O diretor da Open University, instituição inglesa de ensino a distância criada nos anos 60, diz que sistema facilita a inclusão social, mas admite haver altos índices de reprovação

DA REDAÇÃO

A Open University é o modelo para as "universidades abertas" de todo o mundo: com cerca de 180 mil alunos -no Reino Unido e fora dele-, provê oportunidade de estudo remoto, com programação aberta às conveniências do aluno e reconhecimento oficial.
Implantada ao longo dos anos 1960 pelo governo do Partido Trabalhista -do atual primeiro-ministro, Tony Blair-, a Open se gaba de ter sido considerada pelo jornal "Sunday Times", em avaliação em 2004, como a quinta melhor universidade britânica no quesito "excelência docente".

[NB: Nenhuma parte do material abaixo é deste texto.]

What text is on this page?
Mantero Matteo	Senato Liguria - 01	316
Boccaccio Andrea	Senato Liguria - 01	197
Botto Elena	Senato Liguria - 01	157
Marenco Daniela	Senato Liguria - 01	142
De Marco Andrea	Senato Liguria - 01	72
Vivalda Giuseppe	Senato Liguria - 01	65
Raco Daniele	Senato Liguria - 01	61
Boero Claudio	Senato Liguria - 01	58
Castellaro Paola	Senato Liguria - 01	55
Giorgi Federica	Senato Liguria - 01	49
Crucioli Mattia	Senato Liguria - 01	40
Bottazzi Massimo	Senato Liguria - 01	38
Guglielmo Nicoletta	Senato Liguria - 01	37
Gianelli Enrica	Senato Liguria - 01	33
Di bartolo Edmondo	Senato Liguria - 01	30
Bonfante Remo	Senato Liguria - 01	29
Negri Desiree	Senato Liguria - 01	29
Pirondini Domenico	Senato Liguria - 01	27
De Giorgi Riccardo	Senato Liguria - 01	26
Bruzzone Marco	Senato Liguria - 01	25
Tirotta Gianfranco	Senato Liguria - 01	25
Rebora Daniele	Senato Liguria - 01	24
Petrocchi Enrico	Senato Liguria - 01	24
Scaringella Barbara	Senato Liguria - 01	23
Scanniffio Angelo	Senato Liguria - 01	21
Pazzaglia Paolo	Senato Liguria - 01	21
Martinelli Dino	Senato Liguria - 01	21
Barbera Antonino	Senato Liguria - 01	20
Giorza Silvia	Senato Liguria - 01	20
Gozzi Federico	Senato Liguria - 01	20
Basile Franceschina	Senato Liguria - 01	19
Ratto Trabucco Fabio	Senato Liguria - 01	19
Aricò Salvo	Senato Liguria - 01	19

O professor Alan Tait, que chefia a faculdade de Educação e Estudos de Linguagem da Open, defende o ensino a distância como instrumento de inclusão social. Autor de livros como "Convergence of Distance and Conventional Education" (Convergência entre Educação a Distância e Convencional), Tait também falou à Folha sobre erros a serem evitados e sobre a contribuição dessa crescente modalidade de ensino à escola tradicional. (ERNANE GUIMARÃES NETO)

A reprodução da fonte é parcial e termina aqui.